Sei agenti della polizia penitenziaria sono finiti agli arresti domiciliari per due invece è scattata l'interdizione. Tutti prestano servizio nella casa circondariale Panzera di Reggio Calabria e tutti, a vario titolo, sono accusati di tortura e lesioni personali aggravate ai danni di un detenuto dell’istituto penitenziario dove prestano servizio.

Al comandante del reparto, Stefano La Cava, che figura tra gli indagati ed al quale è stata applicata la misura degli arresti domiciliari, vengono contestati anche i reati di falso ideologico commesso da pubblico ufficiale in atto pubblico, di falso ideologico commesso da pubblico ufficiale in atto pubblico per induzione, di omissione d’atti d’ufficio, di calunnia e tentata concussione.

L’operazione è stata condotta dalla polizia reggina e coordinata dalla procura retta Giovanni Bombardieri. Oltre ai destinatari delle misure cautelari, sono sottoposti ad indagine altri 4 poliziotti penitenziari, ai quali viene contestato il reato di tortura e lesioni personali in concorso, per i quali il gip si è riservato di valutare la richiesta di applicazione della misura cautelare interdittiva formulata dalla procura all’esito dell’interrogatorio, ed il medico dell’istituto penitenziario, indagato per il reato di depistaggio, per aver reso false dichiarazioni al pubblico ministero, per il quale il gip, sempre all’esito dell’interrogatorio, valuterà la richiesta di applicazione della misura della sospensione dalla professione medica.

I fatti contestati agli indagati risalgono al 22 gennaio 2022 e vedono come parte offesa un solo detenuto di origine campana, Alessio Peluso, che aveva messo in atto una protesta, rifiutandosi di far rientro nella cella dopo aver usufruito del previsto passeggio esterno. 

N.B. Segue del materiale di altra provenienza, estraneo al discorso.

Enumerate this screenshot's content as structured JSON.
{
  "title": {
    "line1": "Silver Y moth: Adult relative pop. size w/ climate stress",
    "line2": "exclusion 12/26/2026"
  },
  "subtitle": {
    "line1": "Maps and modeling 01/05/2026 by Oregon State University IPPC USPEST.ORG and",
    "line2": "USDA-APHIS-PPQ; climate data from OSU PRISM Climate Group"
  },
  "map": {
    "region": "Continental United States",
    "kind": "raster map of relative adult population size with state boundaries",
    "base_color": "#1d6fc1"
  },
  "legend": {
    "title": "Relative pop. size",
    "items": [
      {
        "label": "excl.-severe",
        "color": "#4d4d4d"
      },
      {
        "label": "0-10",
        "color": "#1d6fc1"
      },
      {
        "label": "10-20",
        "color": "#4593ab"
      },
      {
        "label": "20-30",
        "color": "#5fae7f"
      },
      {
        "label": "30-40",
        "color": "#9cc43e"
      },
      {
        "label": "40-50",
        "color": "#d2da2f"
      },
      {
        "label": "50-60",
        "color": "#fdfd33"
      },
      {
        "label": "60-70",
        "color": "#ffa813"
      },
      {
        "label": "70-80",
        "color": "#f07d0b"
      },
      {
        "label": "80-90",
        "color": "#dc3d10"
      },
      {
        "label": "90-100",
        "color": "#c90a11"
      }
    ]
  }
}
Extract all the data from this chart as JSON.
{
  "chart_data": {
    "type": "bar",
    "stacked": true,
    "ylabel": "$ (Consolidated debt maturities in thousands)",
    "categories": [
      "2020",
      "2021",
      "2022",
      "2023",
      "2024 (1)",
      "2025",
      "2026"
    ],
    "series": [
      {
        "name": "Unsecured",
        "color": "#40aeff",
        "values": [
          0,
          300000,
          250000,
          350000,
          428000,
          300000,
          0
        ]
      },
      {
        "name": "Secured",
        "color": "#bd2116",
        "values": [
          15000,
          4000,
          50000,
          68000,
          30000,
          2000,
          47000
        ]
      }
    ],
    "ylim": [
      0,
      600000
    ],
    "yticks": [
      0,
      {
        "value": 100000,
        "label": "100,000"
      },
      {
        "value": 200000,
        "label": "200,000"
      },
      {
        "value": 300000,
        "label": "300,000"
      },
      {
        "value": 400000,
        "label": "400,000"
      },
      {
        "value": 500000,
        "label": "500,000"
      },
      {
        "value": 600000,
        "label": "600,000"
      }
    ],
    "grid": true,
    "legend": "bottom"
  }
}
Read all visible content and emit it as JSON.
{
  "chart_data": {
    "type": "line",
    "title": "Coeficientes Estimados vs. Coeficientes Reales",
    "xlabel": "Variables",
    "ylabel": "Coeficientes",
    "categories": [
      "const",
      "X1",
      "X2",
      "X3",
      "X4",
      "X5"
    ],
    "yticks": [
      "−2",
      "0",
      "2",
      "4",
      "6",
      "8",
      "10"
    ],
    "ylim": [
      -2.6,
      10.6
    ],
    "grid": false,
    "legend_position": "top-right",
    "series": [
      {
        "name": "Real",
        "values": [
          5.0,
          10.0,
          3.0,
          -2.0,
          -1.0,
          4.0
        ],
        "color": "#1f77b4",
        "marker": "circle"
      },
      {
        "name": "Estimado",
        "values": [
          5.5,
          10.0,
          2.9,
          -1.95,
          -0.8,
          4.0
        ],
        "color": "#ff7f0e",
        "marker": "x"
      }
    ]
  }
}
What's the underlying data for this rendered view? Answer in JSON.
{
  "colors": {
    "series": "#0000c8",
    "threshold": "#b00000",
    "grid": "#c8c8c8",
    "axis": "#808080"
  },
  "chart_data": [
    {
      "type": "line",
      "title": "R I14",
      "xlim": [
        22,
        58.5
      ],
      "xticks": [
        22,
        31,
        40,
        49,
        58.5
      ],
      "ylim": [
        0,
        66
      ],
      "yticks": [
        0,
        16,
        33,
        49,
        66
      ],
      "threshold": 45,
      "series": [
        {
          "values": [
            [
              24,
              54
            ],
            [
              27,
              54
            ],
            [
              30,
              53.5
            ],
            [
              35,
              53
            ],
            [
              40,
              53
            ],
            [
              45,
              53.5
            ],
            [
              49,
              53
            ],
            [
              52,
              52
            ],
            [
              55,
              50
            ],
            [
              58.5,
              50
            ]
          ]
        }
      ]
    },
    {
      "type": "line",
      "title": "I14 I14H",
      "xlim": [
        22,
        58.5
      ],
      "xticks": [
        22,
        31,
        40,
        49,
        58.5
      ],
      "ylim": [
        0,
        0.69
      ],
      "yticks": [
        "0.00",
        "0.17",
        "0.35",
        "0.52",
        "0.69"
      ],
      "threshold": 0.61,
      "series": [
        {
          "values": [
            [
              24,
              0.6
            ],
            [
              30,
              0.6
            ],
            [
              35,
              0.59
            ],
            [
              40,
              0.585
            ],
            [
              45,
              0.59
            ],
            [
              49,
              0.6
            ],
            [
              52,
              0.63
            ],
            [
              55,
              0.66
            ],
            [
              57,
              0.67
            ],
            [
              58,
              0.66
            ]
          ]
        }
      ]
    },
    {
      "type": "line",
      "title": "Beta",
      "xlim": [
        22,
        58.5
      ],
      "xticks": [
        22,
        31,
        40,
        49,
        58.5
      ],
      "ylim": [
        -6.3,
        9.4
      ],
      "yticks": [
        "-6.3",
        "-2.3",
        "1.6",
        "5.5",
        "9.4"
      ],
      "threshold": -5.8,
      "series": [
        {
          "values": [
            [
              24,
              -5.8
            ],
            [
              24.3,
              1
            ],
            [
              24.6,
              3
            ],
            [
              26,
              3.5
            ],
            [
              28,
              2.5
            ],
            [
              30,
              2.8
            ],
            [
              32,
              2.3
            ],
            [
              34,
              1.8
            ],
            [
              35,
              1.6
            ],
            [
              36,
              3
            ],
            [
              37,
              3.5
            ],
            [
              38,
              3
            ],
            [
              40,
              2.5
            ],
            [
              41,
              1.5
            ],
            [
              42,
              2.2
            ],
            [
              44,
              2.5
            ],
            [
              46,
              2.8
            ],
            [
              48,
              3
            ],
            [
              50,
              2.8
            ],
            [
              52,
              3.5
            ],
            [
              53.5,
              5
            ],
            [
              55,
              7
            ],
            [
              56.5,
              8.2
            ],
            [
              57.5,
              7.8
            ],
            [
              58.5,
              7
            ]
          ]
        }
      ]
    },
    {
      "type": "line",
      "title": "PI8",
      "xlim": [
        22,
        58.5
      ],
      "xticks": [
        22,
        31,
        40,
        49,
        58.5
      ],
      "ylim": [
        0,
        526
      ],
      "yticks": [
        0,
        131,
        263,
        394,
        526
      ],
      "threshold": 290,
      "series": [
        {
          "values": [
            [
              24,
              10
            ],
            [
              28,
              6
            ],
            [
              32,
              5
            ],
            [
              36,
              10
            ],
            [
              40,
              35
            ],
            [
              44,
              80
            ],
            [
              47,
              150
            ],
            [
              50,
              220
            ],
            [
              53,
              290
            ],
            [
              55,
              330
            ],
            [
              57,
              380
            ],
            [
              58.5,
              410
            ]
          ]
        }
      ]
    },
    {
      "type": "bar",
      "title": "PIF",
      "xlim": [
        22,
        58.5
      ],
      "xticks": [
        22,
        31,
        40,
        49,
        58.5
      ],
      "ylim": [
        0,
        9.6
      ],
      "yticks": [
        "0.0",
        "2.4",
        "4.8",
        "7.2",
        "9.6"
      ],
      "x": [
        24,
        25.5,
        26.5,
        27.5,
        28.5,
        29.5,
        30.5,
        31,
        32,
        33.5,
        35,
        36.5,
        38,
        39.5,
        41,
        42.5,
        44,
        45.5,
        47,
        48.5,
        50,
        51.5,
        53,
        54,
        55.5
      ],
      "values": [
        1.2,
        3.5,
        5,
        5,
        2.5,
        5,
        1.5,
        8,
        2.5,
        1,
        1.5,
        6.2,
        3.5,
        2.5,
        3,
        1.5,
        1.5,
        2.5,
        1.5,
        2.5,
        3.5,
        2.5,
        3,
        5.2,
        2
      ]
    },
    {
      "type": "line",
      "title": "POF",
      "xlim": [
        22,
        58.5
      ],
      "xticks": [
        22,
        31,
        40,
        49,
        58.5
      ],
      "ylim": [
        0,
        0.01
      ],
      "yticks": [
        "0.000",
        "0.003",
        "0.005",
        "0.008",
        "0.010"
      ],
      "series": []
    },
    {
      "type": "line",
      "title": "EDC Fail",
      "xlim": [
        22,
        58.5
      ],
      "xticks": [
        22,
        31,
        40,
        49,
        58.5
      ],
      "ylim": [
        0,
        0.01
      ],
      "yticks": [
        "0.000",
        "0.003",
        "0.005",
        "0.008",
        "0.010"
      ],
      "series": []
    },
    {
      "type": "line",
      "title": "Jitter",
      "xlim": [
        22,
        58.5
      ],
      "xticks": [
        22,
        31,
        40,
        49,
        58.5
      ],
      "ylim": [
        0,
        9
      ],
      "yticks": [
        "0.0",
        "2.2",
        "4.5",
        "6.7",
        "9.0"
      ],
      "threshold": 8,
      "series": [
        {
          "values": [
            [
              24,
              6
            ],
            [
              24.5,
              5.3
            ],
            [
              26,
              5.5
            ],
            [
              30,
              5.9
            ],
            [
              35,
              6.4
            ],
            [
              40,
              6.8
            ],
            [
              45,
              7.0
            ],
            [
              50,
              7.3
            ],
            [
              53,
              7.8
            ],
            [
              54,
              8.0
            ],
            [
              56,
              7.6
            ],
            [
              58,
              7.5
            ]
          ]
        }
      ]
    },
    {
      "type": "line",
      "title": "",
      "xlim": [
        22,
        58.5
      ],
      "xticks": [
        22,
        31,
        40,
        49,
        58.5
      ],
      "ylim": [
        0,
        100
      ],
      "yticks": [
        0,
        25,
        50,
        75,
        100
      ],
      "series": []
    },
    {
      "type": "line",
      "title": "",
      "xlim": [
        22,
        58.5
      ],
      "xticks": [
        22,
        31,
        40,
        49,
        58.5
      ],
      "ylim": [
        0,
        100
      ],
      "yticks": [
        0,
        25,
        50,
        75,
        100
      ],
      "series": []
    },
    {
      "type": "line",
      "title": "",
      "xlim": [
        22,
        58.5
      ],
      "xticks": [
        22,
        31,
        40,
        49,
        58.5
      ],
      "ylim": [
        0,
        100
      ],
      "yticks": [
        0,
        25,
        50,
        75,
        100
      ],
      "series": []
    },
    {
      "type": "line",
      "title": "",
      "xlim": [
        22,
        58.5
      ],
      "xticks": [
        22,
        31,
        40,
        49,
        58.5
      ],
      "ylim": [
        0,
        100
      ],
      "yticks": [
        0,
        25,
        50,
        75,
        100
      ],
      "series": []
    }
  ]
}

In risposta a tale condotta, secondo il provvisorio capo di imputazione, gli indagati avrebbero condotto in maniera illegittima il detenuto in una cella di isolamento, senza alcuna preventiva decisione del Consiglio di disciplina, ovvero senza alcuna previa decisione adottata in via cautelare dal direttore, serbando gratuite condotte di violenza e di sopraffazione fisica che cagionavano al detenuto acute sofferenze fisiche mediante più condotte e sottoponendolo ad un trattamento inumano e degradante per la dignità della persona.

Nello specifico, secondo la ricostruzione operata allo stato degli atti e fatti salvi i necessari successivi accertamenti di merito, le condotte si sostanziavano nel colpire ripetutamente il detenuto con i manganelli in dotazione di reparto, ma anche con dei pugni, facendolo spogliare e lasciandolo semi nudo per oltre due ore nella cella ove era stato condotto.

Per coprire tali condotte, ed evitare conseguenze per una eventuale denuncia da parte del detenuto, il comandante del reparto, avrebbe poi redatto una serie di atti (relazione di servizio, comunicazione di notizie di reato ed informative al direttore del carcere), in relazione ai quali gli vengono contestati i delitti di falso ideologico commesso da pubblico ufficiale in atto pubblico, di falso ideologico commesso da pubblico ufficiale in atto pubblico per induzione, di omissione d’atti d’ufficio e di calunnia.

Nei giorni successivi lo stesso ufficiale avrebbe tentato di costringere, illegittimamente, un suo sottoposto a mostrargli delle relazioni di servizio relative alla sorveglianza dello stesso detenuto, e per tale motivo è stata formulata a suo carico anche l’ipotesi di reato di tentata concussione.

Le indagini, affidate dalla procura di Reggio Calabria, alla squadra mobile, sono state avviate dopo la denuncia sporta dai familiari di alcuni detenuti, tutti di origine campana, a cui le persone recluse nel corso di colloqui telefonici avevano riferito di essere stati malmenati all’interno del carcere.

I successivi approfondimenti investigativi, anche attraverso l’escussione dei reclusi da parte del pubblico ministero titolare delle indagini, avevano permesso già in una prima fase di circoscrivere ad un solo detenuto le condotte violente, così come poi confermato dalla visione e analisi delle telecamere interne dell’istituto di pena.